Sunday, 24th: Robert left at 6.00am before I was up to drive a nine day tour. Ben also left on Sunday evening to drive another tour. So Denis has once again stepped in and is looking after me and driving for the rest of my time. Simon Etoru (Charles’ son) is doing all the cooking for us – a very good cook. I spent Sunday doing my photos and writing this.
Monday, 25th Nov: We spent today visiting SINA (Social Innovation Academy) at Mpigi (beyond Kampala on the other side on the way to Masaka) and have made some very helpful contacts and picked up many useful ideas which I hope will benefit Teso as the links are made. Espoir (a refugee from DRC and Rwanda, who now works there) is going to meet Joel Odongo in Kampala on Friday when he comes for a day’s workshop run by “Teach a Man to Fish”. An artist (Edgar from Mbale) is going to make contact with Emma Eyomu and has ideas for him. And a woman from Soroti wants to discuss the possibility of setting up the SINA model in Teso. We left before Etienne (the German founder) got back – he had asked to meet me because one of our ex-TESS students, Itwomo Catherine, had applied for one of their short courses at my suggestion and had told him about me (don’t know what she told him!), so I will be in touch with him later. One of the things we liked most was their up-cycled building materials: plastic bottles, plastic jerrycans, rubber tyres and tiles from Coca Cola plastic waste.
Tuesday, 26th Nov: I visited Sam Opol in Mukono for a couple of hours. It wasn’t possible to see Josephine Aguti (ex-TESS) who has recently returned from doing a two years’ Master’s in railway engineering in Addis Ababa.

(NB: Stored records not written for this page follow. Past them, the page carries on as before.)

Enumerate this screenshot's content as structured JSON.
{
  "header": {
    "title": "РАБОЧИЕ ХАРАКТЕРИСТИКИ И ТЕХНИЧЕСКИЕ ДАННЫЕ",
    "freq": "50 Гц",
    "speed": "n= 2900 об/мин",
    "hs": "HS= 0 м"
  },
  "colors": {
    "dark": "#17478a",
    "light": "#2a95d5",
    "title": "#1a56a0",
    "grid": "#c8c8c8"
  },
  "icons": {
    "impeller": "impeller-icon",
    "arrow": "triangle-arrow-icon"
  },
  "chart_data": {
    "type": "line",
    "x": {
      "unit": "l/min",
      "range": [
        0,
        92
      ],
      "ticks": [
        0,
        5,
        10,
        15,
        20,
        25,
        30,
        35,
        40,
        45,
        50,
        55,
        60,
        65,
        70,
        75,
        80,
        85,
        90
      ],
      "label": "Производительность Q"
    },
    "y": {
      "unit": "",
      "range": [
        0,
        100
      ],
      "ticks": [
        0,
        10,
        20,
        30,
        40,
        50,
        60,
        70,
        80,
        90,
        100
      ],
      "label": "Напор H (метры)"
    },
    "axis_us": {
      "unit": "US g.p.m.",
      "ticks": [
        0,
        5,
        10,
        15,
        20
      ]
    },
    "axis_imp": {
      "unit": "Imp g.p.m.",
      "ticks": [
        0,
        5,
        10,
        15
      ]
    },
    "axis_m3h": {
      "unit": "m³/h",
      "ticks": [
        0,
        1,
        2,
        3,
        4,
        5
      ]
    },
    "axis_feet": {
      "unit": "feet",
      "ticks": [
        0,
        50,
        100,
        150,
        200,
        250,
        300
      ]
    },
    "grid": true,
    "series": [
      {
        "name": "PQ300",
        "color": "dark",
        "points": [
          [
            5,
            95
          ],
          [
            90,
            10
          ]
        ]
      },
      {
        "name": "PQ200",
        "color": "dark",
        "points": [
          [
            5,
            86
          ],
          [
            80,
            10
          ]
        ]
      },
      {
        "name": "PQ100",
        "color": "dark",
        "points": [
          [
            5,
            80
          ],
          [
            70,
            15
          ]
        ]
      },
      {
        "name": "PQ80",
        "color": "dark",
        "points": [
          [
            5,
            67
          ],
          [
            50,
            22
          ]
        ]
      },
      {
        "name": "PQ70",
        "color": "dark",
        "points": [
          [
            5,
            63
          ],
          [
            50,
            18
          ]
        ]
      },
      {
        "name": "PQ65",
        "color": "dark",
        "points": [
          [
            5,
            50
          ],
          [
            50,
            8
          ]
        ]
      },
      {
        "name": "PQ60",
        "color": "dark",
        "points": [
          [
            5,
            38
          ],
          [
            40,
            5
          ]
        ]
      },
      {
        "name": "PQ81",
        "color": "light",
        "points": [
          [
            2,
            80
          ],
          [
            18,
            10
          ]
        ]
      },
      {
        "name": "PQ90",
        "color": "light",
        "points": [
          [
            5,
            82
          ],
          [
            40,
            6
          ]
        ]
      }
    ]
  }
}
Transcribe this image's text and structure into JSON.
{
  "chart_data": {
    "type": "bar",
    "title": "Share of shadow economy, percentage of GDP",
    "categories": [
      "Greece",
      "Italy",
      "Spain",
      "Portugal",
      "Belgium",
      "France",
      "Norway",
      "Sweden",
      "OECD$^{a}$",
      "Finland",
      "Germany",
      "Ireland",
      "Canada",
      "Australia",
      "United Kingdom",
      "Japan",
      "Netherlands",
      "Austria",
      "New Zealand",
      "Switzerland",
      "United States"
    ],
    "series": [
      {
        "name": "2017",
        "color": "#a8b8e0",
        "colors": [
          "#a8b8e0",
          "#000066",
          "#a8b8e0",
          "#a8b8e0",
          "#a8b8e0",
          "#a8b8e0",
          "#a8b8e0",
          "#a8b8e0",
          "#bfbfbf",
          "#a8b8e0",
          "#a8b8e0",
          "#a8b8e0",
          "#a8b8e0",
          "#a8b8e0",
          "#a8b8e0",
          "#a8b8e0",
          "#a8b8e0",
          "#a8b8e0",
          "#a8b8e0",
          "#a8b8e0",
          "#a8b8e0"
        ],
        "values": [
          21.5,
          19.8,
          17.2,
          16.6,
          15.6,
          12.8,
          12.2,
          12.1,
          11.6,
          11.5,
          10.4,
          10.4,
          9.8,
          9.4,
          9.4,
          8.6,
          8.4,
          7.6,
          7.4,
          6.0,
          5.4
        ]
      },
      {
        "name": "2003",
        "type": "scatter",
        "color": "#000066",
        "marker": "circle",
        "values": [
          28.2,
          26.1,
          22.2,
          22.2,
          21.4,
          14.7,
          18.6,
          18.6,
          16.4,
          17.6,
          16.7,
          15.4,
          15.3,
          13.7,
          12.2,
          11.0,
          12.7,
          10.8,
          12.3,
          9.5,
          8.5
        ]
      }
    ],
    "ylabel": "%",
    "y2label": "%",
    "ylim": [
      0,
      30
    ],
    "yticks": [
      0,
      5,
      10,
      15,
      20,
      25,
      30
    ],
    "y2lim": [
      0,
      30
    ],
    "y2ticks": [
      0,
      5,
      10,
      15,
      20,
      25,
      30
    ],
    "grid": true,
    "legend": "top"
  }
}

After lunch in Ben’s home, Denis took me to Entebbe, visiting Agnes Amajo (ex-TESS) at her work place in Nsambya. Agnes did Fashion and Dseign and is now working for the Jesuit Relief Services training refugee women and men in tailoring and design at a very high standard. They take orders for wedding dresses amongst other things.

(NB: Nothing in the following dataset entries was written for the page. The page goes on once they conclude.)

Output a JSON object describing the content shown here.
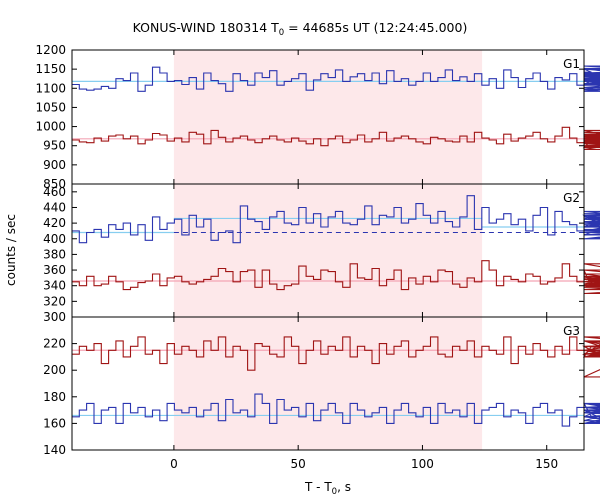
{
  "chart_data": {
    "type": "line",
    "title": "KONUS-WIND 180314 T",
    "title_sub": "0",
    "title_rest": " = 44685s UT (12:24:45.000)",
    "xlabel": "T - T",
    "xlabel_sub": "0",
    "xlabel_rest": ", s",
    "ylabel": "counts / sec",
    "xlim": [
      -41,
      165
    ],
    "xticks": [
      "0",
      "50",
      "100",
      "150"
    ],
    "xtick_values": [
      0,
      50,
      100,
      150
    ],
    "highlight": {
      "x_start": 0,
      "x_end": 124,
      "color": "#fde8ea"
    },
    "bin_width": 2.944,
    "x_start": -41,
    "panels": [
      {
        "name": "G1",
        "ylim": [
          850,
          1200
        ],
        "yticks": [
          "850",
          "900",
          "950",
          "1000",
          "1050",
          "1100",
          "1150",
          "1200"
        ],
        "ytick_values": [
          850,
          900,
          950,
          1000,
          1050,
          1100,
          1150,
          1200
        ],
        "series": [
          {
            "color": "#2b35b0",
            "fit": 1118,
            "fit_color": "#87cef0",
            "values": [
              1110,
              1098,
              1095,
              1098,
              1105,
              1100,
              1125,
              1120,
              1140,
              1092,
              1108,
              1155,
              1140,
              1118,
              1120,
              1110,
              1128,
              1098,
              1140,
              1120,
              1112,
              1092,
              1138,
              1120,
              1108,
              1140,
              1128,
              1146,
              1108,
              1118,
              1125,
              1138,
              1095,
              1122,
              1138,
              1128,
              1148,
              1118,
              1130,
              1138,
              1120,
              1140,
              1112,
              1146,
              1118,
              1125,
              1108,
              1118,
              1140,
              1118,
              1128,
              1148,
              1120,
              1130,
              1118,
              1138,
              1108,
              1125,
              1100,
              1148,
              1128,
              1102,
              1125,
              1140,
              1118,
              1098,
              1128,
              1122,
              1138,
              1108,
              1150,
              1142,
              1125,
              1110,
              1152,
              1138,
              1120,
              1098,
              1118,
              1140,
              1108,
              1120,
              1132,
              1140,
              1150,
              1126,
              1125,
              1092,
              1122,
              1140,
              1102,
              1135,
              1120,
              1140,
              1112,
              1158,
              1130,
              1096,
              1138,
              1118,
              1150,
              1108,
              1126,
              1130,
              1112,
              1122,
              1150,
              1112,
              1138,
              1120
            ]
          },
          {
            "color": "#a01414",
            "fit": 968,
            "fit_color": "#f4a5b5",
            "values": [
              965,
              960,
              958,
              970,
              962,
              975,
              978,
              968,
              975,
              955,
              965,
              982,
              978,
              962,
              970,
              960,
              985,
              980,
              955,
              990,
              972,
              960,
              970,
              975,
              965,
              958,
              968,
              975,
              965,
              960,
              970,
              962,
              955,
              968,
              950,
              968,
              975,
              958,
              965,
              978,
              960,
              968,
              985,
              962,
              970,
              975,
              968,
              960,
              955,
              972,
              968,
              962,
              960,
              975,
              960,
              985,
              970,
              965,
              955,
              980,
              962,
              970,
              975,
              985,
              968,
              960,
              975,
              998,
              970,
              958,
              945,
              965,
              960,
              975,
              940,
              955,
              990,
              962,
              958,
              945,
              975,
              950,
              965,
              972,
              960,
              945,
              975,
              960,
              980,
              985,
              968,
              948,
              972,
              962,
              975,
              960,
              965,
              978,
              945,
              968,
              970,
              985,
              975,
              960,
              950,
              985,
              972,
              968,
              945,
              962
            ]
          }
        ]
      },
      {
        "name": "G2",
        "ylim": [
          300,
          470
        ],
        "yticks": [
          "300",
          "320",
          "340",
          "360",
          "380",
          "400",
          "420",
          "440",
          "460"
        ],
        "ytick_values": [
          300,
          320,
          340,
          360,
          380,
          400,
          420,
          440,
          460
        ],
        "series": [
          {
            "color": "#2b35b0",
            "fit": 426,
            "fit_color": "#87cef0",
            "pre_level": 408,
            "post_level": 415,
            "dashed_level": 408,
            "values": [
              410,
              395,
              408,
              412,
              402,
              418,
              412,
              420,
              405,
              418,
              398,
              428,
              412,
              420,
              425,
              405,
              430,
              415,
              425,
              398,
              408,
              410,
              395,
              442,
              425,
              422,
              412,
              428,
              435,
              420,
              418,
              440,
              420,
              432,
              415,
              428,
              435,
              420,
              418,
              425,
              442,
              418,
              430,
              428,
              440,
              420,
              425,
              445,
              430,
              420,
              435,
              422,
              415,
              428,
              455,
              412,
              440,
              420,
              425,
              432,
              418,
              425,
              410,
              430,
              440,
              405,
              435,
              422,
              418,
              410,
              425,
              430,
              418,
              415,
              430,
              405,
              425,
              430,
              428,
              418,
              410,
              425,
              415,
              428,
              420,
              410,
              435,
              420,
              430,
              408,
              418,
              405,
              415,
              420,
              422,
              412,
              410,
              418,
              405,
              425,
              410,
              400,
              432,
              420,
              415,
              410,
              400,
              418,
              415,
              410
            ]
          },
          {
            "color": "#a01414",
            "fit": 346,
            "fit_color": "#f4a5b5",
            "values": [
              345,
              340,
              352,
              340,
              342,
              352,
              345,
              335,
              338,
              344,
              346,
              355,
              340,
              350,
              352,
              345,
              342,
              345,
              348,
              352,
              362,
              358,
              345,
              358,
              360,
              338,
              360,
              342,
              335,
              340,
              342,
              365,
              352,
              348,
              360,
              358,
              345,
              338,
              368,
              350,
              348,
              362,
              340,
              348,
              360,
              335,
              350,
              342,
              352,
              345,
              360,
              358,
              342,
              338,
              350,
              345,
              372,
              360,
              340,
              352,
              348,
              345,
              355,
              352,
              342,
              345,
              350,
              368,
              352,
              345,
              360,
              338,
              342,
              348,
              345,
              352,
              340,
              368,
              355,
              345,
              342,
              350,
              345,
              360,
              348,
              342,
              338,
              352,
              345,
              360,
              342,
              335,
              350,
              345,
              340,
              352,
              348,
              330,
              345,
              340,
              352,
              345,
              338,
              350,
              342,
              348,
              345,
              352,
              340,
              345
            ]
          }
        ]
      },
      {
        "name": "G3",
        "ylim": [
          140,
          240
        ],
        "yticks": [
          "140",
          "160",
          "180",
          "200",
          "220"
        ],
        "ytick_values": [
          140,
          160,
          180,
          200,
          220
        ],
        "series": [
          {
            "color": "#2b35b0",
            "fit": 166,
            "fit_color": "#87cef0",
            "values": [
              165,
              170,
              175,
              160,
              170,
              172,
              160,
              175,
              168,
              172,
              165,
              170,
              162,
              175,
              170,
              168,
              172,
              165,
              170,
              175,
              162,
              178,
              168,
              170,
              165,
              182,
              175,
              160,
              178,
              170,
              172,
              165,
              175,
              162,
              170,
              175,
              168,
              160,
              175,
              170,
              165,
              168,
              172,
              160,
              170,
              175,
              168,
              165,
              172,
              160,
              175,
              168,
              170,
              165,
              175,
              160,
              170,
              172,
              175,
              165,
              170,
              168,
              160,
              172,
              175,
              168,
              170,
              158,
              165,
              172,
              175,
              165,
              170,
              162,
              168,
              175,
              170,
              165,
              160,
              172,
              175,
              168,
              165,
              170,
              172,
              175,
              160,
              168,
              170,
              165,
              172,
              160,
              175,
              170,
              168,
              165,
              172,
              170,
              160,
              168,
              175,
              170,
              165,
              172,
              168,
              175,
              165,
              170,
              160,
              168
            ]
          },
          {
            "color": "#a01414",
            "fit": 215,
            "fit_color": "#f4a5b5",
            "values": [
              212,
              218,
              215,
              220,
              205,
              215,
              222,
              210,
              218,
              225,
              212,
              215,
              205,
              220,
              212,
              218,
              215,
              210,
              222,
              215,
              225,
              210,
              218,
              215,
              200,
              220,
              218,
              212,
              210,
              225,
              218,
              205,
              215,
              222,
              212,
              218,
              215,
              225,
              210,
              218,
              215,
              205,
              220,
              212,
              218,
              222,
              210,
              215,
              218,
              225,
              212,
              210,
              218,
              215,
              222,
              210,
              218,
              215,
              212,
              225,
              205,
              218,
              212,
              220,
              215,
              210,
              218,
              212,
              225,
              215,
              210,
              218,
              212,
              222,
              215,
              210,
              218,
              195,
              215,
              222,
              212,
              218,
              215,
              210,
              222,
              215,
              218,
              212,
              225,
              215,
              210,
              218,
              222,
              215,
              212,
              218,
              210,
              222,
              215,
              218,
              212,
              225,
              210,
              218,
              215,
              212,
              222,
              215,
              210,
              218
            ]
          }
        ]
      }
    ]
  }
}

We couldn’t find Hapa’s house, so phoned Babu who came out in his car to find us and lead us there. We were nearly there when we heard a very loud hissing – and found that the best tyre had a large hole through which air was rushing at high pressure! However, the tyre didn’t seem to be going down and the air stopped coming out after about five minutes, so Denis was able to drive to a garage who said it couldn’t be repaired, so I had to buy yet another tyre!
Many of the Nganwa family were at Hapa’s house: his wife Alice, William and his daughter Samantha, Babu and his daughter Peace, Baka, and a daughter of Jean. I don’t think I have ever been with so many of them all at once since childhood! After a lovely meal, Hapa and Babu took me to the airport, to start the long journey home.